Combining academic research with the company’s industry knowledge enabled a multidisciplinary approach: material testing, design analysis, advanced modelling, and full-scale testing. The results gave Doby Verrolec international recognition, with products adaptable to local regulations by addressing core requirements rather than relying solely on extensive testing.
Future impact of the project
The project developed high-yield strength Cold-Rolled Steel (CRS) channel sections that use less material, reduce embodied carbon, and lower manufacturing and transport costs, while improving structural performance and buildability. These sections replace conventional steel profiles in structural and non-structural applications, meeting requirements for floor joists and roof purlins more cost-effectively. Their enhanced properties support building regulation compliance and promote light steel framing as a preferred construction method.
A robust scientific foundation replaced the need for extensive experimental validation, addressing complex failure modes and testing challenges. The outcome was a novel, efficient, and sustainable channel section profile that ensures safety, cost-effectiveness, and environmental benefits. The project also set the stage for future optimisation and modelling, with the university-industry partnership continuing to drive innovation.
Place-based local and regional benefits
The project boosted local manufacturing by enabling a County Durham-based SME to develop innovative high-yield strength CRS sections, expanding its product range, competitiveness, and potential for increased production and jobs. It strengthened the local supply chain and contributed to regional economic growth. Collaboration with Northumbria University fostered academic-industry links, providing PhD researchers with hands-on experience in structural engineering, finite element modelling, and sustainable design skills valuable to the regional workforce.
Environmentally, the project reduced material use and embodied carbon, supporting sustainable construction and compliance with modern building standards. Access to the university’s advanced testing facilities and software reinforced the region’s R&D capacity, laying the foundation for ongoing innovation. Overall, it delivered economic, environmental, educational, and infrastructure benefits to the region.

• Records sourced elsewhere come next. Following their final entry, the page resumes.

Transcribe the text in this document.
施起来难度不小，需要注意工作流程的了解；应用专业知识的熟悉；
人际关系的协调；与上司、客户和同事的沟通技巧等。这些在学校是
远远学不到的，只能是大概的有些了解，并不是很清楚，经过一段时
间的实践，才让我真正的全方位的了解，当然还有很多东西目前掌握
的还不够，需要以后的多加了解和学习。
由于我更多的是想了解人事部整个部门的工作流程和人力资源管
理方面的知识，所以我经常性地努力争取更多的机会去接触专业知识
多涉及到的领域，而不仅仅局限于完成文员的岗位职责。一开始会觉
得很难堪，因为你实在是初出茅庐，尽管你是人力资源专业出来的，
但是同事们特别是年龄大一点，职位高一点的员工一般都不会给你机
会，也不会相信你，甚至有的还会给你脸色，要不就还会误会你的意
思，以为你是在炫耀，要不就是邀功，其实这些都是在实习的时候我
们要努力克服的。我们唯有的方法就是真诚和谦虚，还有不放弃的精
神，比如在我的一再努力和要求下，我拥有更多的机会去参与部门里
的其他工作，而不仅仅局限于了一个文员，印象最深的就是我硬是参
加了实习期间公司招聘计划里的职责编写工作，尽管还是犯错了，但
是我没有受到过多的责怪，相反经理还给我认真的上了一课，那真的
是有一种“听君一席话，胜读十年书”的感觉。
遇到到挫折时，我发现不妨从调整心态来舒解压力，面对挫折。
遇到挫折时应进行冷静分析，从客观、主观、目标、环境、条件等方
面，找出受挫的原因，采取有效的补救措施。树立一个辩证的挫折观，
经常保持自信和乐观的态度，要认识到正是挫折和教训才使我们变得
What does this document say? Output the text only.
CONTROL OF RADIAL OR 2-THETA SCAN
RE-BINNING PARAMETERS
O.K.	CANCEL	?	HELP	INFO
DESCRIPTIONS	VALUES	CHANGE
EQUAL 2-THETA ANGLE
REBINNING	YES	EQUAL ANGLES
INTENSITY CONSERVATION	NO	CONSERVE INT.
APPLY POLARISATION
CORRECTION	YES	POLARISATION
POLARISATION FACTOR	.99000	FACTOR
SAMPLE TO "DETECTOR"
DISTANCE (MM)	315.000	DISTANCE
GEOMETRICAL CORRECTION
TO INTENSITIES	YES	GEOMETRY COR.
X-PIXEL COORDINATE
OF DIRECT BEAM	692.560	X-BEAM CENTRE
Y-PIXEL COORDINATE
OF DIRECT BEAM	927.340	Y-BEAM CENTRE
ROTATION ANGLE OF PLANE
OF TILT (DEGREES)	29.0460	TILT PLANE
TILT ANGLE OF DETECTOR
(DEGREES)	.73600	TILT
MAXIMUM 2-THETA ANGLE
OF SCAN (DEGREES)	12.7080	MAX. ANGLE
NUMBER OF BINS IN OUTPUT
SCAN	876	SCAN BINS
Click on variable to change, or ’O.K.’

National and global benefits
Nationally, the project advanced the UK’s goals in sustainable construction and advanced manufacturing by developing high-yield strength CRS sections that use less material and have reduced embodied carbon. These innovations support carbon reduction targets, align with policies on energy efficiency and material optimisation, and strengthen the UK’s industrial capability with an optimised steel product for infrastructure, housing, and modular construction. Comprehensive design guidelines equip engineers with tools to improve safety, efficiency, and cost-effectiveness in national projects.
Globally, the project positioned the sponsor as a leader in steel innovation, offering lighter, stronger, and more sustainable alternatives to conventional steel profiles. This work addresses worldwide construction challenges, influences global standards, and contributes to international knowledge in structural engineering and sustainable design. By reducing material use and carbon footprint, the project supports climate goals and the creation of greener cities. The academic-industry collaboration serves as a model for driving sustainable development through targeted research and innovation.
Level of investment and timescale
The project involved a total investment of about £38,000, including £4,500 from the business partner for supervisory and travel costs. Delivered over four months, it progressed through three stages: literature review and market analysis; full-scale testing and numerical modelling; and simulation, parametric study, and design guideline development.
Risks vs reward
Risks included uncertainties in the structural behaviour of the new CRS sections, the complexity of testing and finite element modelling, and potential resistance from the construction industry due to strict regulatory standards.
The rewards, however, were significant: an optimised high-yield CRS section with reduced material use, lower embodied carbon, and improved structural performance, offering cost savings and supporting sustainability goals. Design guidelines added long-term value by enabling wider industry adoption. Given the modest investment, short timescale, and high potential for commercial, environmental, and societal benefits, the project represented a well-balanced, strategically sound initiative.
Further aspects
The R&D collaboration between Doby Verrolec Ltd and Northumbria University developed innovative high-yield strength CRS channel sections using full-scale testing, advanced computational modelling, and parametric studies. By integrating structural engineering, material science, and sustainability, the project optimised structural performance while reducing material use and embodied carbon.
A key output was the creation of comprehensive design guidelines, giving engineers practical tools to apply the new profiles efficiently and safely in real projects. These guidelines support sustainable construction, improve design accuracy, and encourage wider adoption of light steel framing.
The partnership strengthened academic-industry links, providing PhD researchers with hands-on experience in industrial R&D and enhancing skills in structural analysis, finite element modelling, and sustainable design. Access to the university’s advanced laboratories and software ensured high-quality, evidence-based results.
The work addressed technical challenges, including complex structural behaviour under bending, stringent safety in testing, and the conservative nature of industry adoption. Despite these risks, the project achieved strong commercial, environmental, and societal impacts, positioning Doby Verrolec as a leader in steel innovation and contributing to both UK and global sustainability goals.